Audit what your schema would reveal by loading the SDL into the GraphQL schema visualizer — seeing the type graph laid out makes accidentally-public mutations and sensitive fields obvious.
The catch: field suggestions
Turning off introspection feels like closing the door, but most GraphQL servers leave a window open. By default they return helpful validation errors on typos:
Cannot query field "emial" on type "User". Did you mean "email"?

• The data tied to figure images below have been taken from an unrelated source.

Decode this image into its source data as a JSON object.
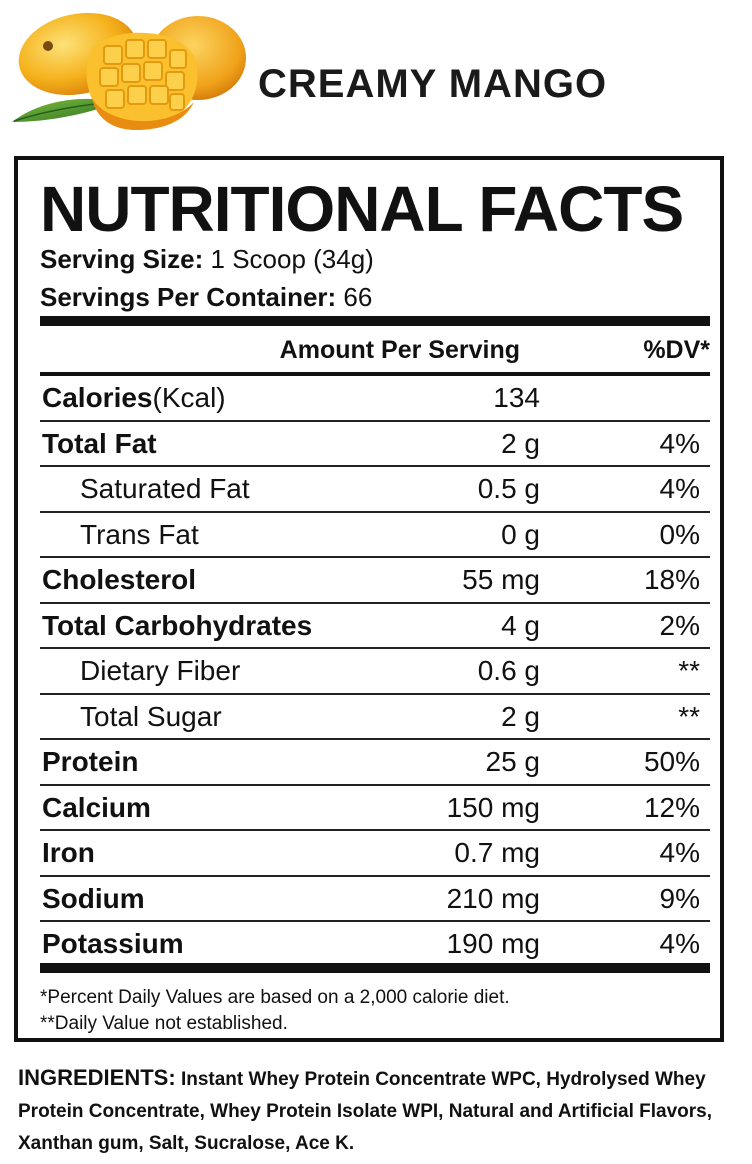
{
  "flavor": "CREAMY MANGO",
  "panel": {
    "title": "NUTRITIONAL FACTS",
    "serving_size_label": "Serving Size:",
    "serving_size_value": " 1 Scoop (34g)",
    "servings_label": "Servings Per Container:",
    "servings_value": " 66",
    "col_amount": "Amount Per Serving",
    "col_dv": "%DV*",
    "rows": [
      {
        "name": "Calories",
        "unit": "(Kcal)",
        "amount": "134",
        "dv": ""
      },
      {
        "name": "Total Fat",
        "amount": "2 g",
        "dv": "4%"
      },
      {
        "name": "Saturated Fat",
        "amount": "0.5 g",
        "dv": "4%"
      },
      {
        "name": "Trans Fat",
        "amount": "0 g",
        "dv": "0%"
      },
      {
        "name": "Cholesterol",
        "amount": "55 mg",
        "dv": "18%"
      },
      {
        "name": "Total Carbohydrates",
        "amount": "4 g",
        "dv": "2%"
      },
      {
        "name": "Dietary Fiber",
        "amount": "0.6 g",
        "dv": "**"
      },
      {
        "name": "Total Sugar",
        "amount": "2 g",
        "dv": "**"
      },
      {
        "name": "Protein",
        "amount": "25 g",
        "dv": "50%"
      },
      {
        "name": "Calcium",
        "amount": "150 mg",
        "dv": "12%"
      },
      {
        "name": "Iron",
        "amount": "0.7 mg",
        "dv": "4%"
      },
      {
        "name": "Sodium",
        "amount": "210 mg",
        "dv": "9%"
      },
      {
        "name": "Potassium",
        "amount": "190 mg",
        "dv": "4%"
      }
    ],
    "footnote_1": "*Percent Daily Values are based on a 2,000 calorie diet.",
    "footnote_2": "**Daily Value not established."
  },
  "ingredients": {
    "label": "INGREDIENTS:",
    "text": " Instant Whey Protein Concentrate WPC, Hydrolysed Whey Protein Concentrate, Whey Protein Isolate WPI, Natural and Artificial Flavors, Xanthan gum, Salt, Sucralose, Ace K."
  },
  "colors": {
    "mango_yellow": "#f5b21c",
    "mango_orange": "#e88d12",
    "leaf_green": "#3f8a2b",
    "ink": "#111111"
  },
  "icons": {
    "hero_image": "mango-fruit-illustration"
  }
}
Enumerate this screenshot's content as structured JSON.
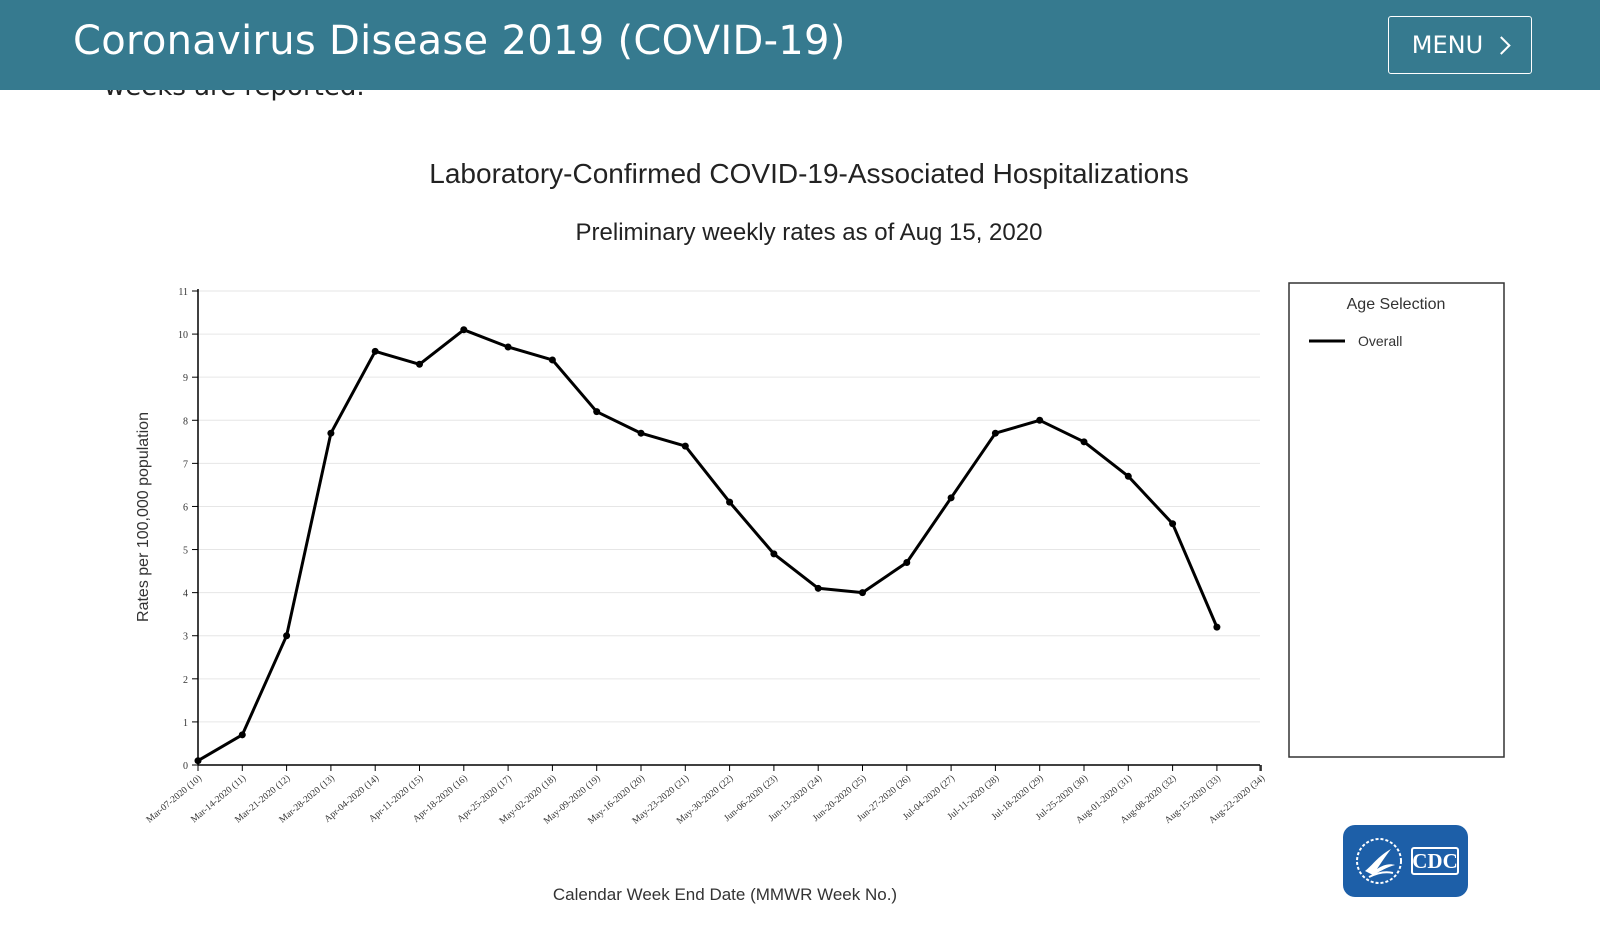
{
  "header": {
    "title": "Coronavirus Disease 2019 (COVID-19)",
    "menu_label": "MENU"
  },
  "page": {
    "partial_text": "weeks are reported."
  },
  "logo": {
    "text": "CDC",
    "color": "#1d5fa8"
  },
  "colors": {
    "header_bg": "#367a8f",
    "series": "#000000"
  },
  "chart_data": {
    "type": "line",
    "title": "Laboratory-Confirmed COVID-19-Associated Hospitalizations",
    "subtitle": "Preliminary weekly rates as of Aug 15, 2020",
    "xlabel": "Calendar Week End Date (MMWR Week No.)",
    "ylabel": "Rates per 100,000 population",
    "ylim": [
      0,
      11
    ],
    "yticks": [
      "0",
      "1",
      "2",
      "3",
      "4",
      "5",
      "6",
      "7",
      "8",
      "9",
      "10",
      "11"
    ],
    "grid": true,
    "legend": {
      "title": "Age Selection",
      "placement": "right"
    },
    "categories": [
      "Mar-07-2020 (10)",
      "Mar-14-2020 (11)",
      "Mar-21-2020 (12)",
      "Mar-28-2020 (13)",
      "Apr-04-2020 (14)",
      "Apr-11-2020 (15)",
      "Apr-18-2020 (16)",
      "Apr-25-2020 (17)",
      "May-02-2020 (18)",
      "May-09-2020 (19)",
      "May-16-2020 (20)",
      "May-23-2020 (21)",
      "May-30-2020 (22)",
      "Jun-06-2020 (23)",
      "Jun-13-2020 (24)",
      "Jun-20-2020 (25)",
      "Jun-27-2020 (26)",
      "Jul-04-2020 (27)",
      "Jul-11-2020 (28)",
      "Jul-18-2020 (29)",
      "Jul-25-2020 (30)",
      "Aug-01-2020 (31)",
      "Aug-08-2020 (32)",
      "Aug-15-2020 (33)",
      "Aug-22-2020 (34)"
    ],
    "series": [
      {
        "name": "Overall",
        "color": "#000000",
        "values": [
          0.1,
          0.7,
          3.0,
          7.7,
          9.6,
          9.3,
          10.1,
          9.7,
          9.4,
          8.2,
          7.7,
          7.4,
          6.1,
          4.9,
          4.1,
          4.0,
          4.7,
          6.2,
          7.7,
          8.0,
          7.5,
          6.7,
          5.6,
          3.2,
          null
        ]
      }
    ]
  }
}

That “Did you mean” probes the schema one field at a time even with introspection fully disabled — an attacker scripts a dictionary of likely names and reconstructs much of the schema from the suggestions. graphql-js exposes this through didYouMean, and several frameworks let you suppress suggestion text in production. Treat field-suggestion hardening as part of the same task as disabling introspection, not a separate one (OWASP GraphQL Cheat Sheet).
Caveats
- Disabling introspection breaks your own tooling against production (IDE autocomplete, schema diffing). Keep it on in staging, and use schema registries / CI artifacts to track the production schema instead of querying it live.
- Introspection is not authentication. A public schema with proper field authorization can be safer than a hidden schema with none.
- Some gateways and CDNs cache introspection responses; clearing the flag in the origin does not purge an already-cached schema. Invalidate caches after the change.